Diffusione e superamento del sistema tayloristico
Il sistema tayloristico e la catena di montaggio conquistarono in pochi anni gli Stati Uniti e
furono riprodotti nelle fabbriche di tutto il mondo industrializzato; anche il lavoro degli
impiegati addetti ai settori amministrativi e commerciali fu parcellizzato e sottoposto a rigidi
controlli. Fu il sistema produttivo che favorì e determinò, nel Novecento, il grande balzo della
produzione industriale e il modello di società dei consumi per più di mezzo secolo.

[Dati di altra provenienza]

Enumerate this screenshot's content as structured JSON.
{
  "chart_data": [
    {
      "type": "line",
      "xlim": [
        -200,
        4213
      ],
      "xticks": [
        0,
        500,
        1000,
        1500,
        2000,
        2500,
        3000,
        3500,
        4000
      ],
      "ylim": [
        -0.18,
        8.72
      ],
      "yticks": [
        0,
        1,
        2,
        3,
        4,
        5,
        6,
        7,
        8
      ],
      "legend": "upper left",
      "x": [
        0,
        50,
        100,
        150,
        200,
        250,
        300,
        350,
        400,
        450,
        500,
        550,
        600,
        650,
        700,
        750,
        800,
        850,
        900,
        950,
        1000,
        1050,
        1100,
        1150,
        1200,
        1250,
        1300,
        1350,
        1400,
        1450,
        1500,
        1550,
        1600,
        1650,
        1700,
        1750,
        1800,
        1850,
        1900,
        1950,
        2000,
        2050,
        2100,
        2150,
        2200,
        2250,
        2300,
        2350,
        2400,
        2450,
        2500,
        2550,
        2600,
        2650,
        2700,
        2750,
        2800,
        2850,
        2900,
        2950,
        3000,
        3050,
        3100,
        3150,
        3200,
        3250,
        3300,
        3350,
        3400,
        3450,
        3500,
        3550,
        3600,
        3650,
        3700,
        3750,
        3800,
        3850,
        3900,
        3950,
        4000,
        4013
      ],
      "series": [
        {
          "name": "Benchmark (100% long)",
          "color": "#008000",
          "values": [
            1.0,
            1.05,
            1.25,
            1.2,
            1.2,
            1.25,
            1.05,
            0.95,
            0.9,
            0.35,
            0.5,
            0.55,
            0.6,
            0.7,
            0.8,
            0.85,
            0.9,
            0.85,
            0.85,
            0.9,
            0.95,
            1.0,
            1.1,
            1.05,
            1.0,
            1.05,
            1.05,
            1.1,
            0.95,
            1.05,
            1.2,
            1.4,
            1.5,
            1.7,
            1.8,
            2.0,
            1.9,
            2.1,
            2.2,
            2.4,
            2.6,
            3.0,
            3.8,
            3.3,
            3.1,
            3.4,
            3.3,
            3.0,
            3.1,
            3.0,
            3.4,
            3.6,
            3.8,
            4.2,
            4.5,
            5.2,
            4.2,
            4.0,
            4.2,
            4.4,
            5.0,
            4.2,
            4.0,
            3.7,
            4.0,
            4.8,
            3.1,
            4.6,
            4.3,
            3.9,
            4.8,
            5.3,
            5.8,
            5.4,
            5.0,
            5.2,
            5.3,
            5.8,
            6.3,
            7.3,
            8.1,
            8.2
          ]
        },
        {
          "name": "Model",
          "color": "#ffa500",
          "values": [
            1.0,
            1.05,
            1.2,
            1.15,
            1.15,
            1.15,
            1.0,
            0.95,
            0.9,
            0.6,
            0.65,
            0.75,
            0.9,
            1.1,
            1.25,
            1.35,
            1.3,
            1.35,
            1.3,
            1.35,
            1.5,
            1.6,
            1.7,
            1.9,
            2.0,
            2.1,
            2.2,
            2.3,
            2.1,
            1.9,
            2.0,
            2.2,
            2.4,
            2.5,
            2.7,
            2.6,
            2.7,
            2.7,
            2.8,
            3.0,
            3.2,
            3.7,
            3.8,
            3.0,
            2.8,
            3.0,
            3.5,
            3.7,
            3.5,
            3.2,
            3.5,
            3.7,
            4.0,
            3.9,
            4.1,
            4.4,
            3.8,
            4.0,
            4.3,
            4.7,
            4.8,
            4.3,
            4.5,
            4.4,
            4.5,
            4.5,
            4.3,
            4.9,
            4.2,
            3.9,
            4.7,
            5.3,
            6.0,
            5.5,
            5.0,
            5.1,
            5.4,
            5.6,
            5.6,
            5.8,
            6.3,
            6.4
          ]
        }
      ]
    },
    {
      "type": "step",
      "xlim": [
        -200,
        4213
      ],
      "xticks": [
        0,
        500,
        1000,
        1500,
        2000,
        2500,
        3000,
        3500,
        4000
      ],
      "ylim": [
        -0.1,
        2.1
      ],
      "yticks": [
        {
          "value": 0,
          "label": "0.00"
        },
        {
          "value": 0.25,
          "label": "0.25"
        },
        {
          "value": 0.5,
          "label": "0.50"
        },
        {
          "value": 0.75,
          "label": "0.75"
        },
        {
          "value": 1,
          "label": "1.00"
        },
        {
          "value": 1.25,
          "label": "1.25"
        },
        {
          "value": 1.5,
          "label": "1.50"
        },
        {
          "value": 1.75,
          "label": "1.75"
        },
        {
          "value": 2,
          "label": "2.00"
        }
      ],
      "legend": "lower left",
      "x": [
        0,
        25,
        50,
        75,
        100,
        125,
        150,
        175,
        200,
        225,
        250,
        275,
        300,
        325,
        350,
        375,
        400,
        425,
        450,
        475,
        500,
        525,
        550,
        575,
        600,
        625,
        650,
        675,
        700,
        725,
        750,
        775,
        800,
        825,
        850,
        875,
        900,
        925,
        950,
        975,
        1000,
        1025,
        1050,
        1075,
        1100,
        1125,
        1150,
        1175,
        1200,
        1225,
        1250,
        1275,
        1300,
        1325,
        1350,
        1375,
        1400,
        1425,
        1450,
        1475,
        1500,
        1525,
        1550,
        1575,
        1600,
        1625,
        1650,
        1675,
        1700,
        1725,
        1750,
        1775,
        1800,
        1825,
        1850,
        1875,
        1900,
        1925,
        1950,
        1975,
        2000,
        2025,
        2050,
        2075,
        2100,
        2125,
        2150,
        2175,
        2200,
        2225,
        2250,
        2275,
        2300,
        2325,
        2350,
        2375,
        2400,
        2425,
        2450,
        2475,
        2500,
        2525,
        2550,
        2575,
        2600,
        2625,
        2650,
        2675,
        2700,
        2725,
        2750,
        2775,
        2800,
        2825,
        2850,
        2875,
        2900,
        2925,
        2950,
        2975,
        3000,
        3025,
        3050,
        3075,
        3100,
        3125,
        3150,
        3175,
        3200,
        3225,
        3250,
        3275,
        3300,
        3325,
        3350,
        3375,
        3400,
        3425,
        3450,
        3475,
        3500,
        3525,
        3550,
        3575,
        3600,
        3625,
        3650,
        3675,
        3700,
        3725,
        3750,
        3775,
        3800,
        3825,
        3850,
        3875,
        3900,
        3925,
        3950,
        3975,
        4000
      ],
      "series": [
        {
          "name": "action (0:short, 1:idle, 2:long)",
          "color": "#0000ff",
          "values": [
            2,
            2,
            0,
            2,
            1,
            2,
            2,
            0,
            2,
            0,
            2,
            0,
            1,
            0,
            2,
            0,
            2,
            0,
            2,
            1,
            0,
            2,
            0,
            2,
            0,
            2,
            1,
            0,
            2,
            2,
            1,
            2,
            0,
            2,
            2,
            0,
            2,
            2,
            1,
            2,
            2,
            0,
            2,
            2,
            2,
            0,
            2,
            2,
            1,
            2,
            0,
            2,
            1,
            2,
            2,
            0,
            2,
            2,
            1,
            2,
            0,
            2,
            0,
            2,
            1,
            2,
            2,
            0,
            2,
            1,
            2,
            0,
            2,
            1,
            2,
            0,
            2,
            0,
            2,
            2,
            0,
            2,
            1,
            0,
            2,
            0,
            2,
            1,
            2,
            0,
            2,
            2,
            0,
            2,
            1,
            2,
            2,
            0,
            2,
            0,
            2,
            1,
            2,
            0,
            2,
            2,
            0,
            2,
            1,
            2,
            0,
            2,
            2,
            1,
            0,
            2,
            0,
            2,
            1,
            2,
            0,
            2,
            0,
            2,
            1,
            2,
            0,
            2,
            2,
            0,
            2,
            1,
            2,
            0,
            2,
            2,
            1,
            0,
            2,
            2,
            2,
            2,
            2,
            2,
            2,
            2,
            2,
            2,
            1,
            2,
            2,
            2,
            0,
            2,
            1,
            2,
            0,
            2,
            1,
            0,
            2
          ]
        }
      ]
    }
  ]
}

A partire dal secondo dopoguerra, negli Stati Uniti, e dopo la crisi degli anni Settanta, in Europa,
il taylorismo fu abbandonato soprattutto perché non era di fatto riuscito a realizzare il più
importante dei suoi obiettivi: l’armonia e la pacificazione tra capitale e lavoro in fabbrica e nella
società.
Il lavoro alla catena apparve presto come qualche cosa di alienante e disumanizzato. Su questo
punto si veda il film Tempi moderni che C. Chaplin girò nel 1936. Si può considerare il film
come la migliore lezione di storia sul “fordismo” che, con l'artificio della parodia, ne svela la
natura.
Al di là dell'indiscutibile successo sul piano della produttività e dell'efficienza, il “fordismo”,
infatti, realizza la più radicale separazione del lavoro dal lavoratore. Convinti che un salario più
elevato fosse sufficiente per far accettare dei ritmi di lavoro sempre più intensi, monotoni e
ripetitivi, nonché un controllo spesso umiliante di capireparto autoritari, i sostenitori
dell’organizzazione scientifica del lavoro non si avvidero che il sistema era talmente rigido che
se si fosse inceppato in un solo punto l’intera catena si sarebbe dovuta fermare. Le lotte sindacali
ne dimostrarono presto la vulnerabilità.
Esso fu abbandonato definitivamente quando la tecnologia fornì nuovi strumenti di lavoro
con le macchine automatizzate e computerizzate.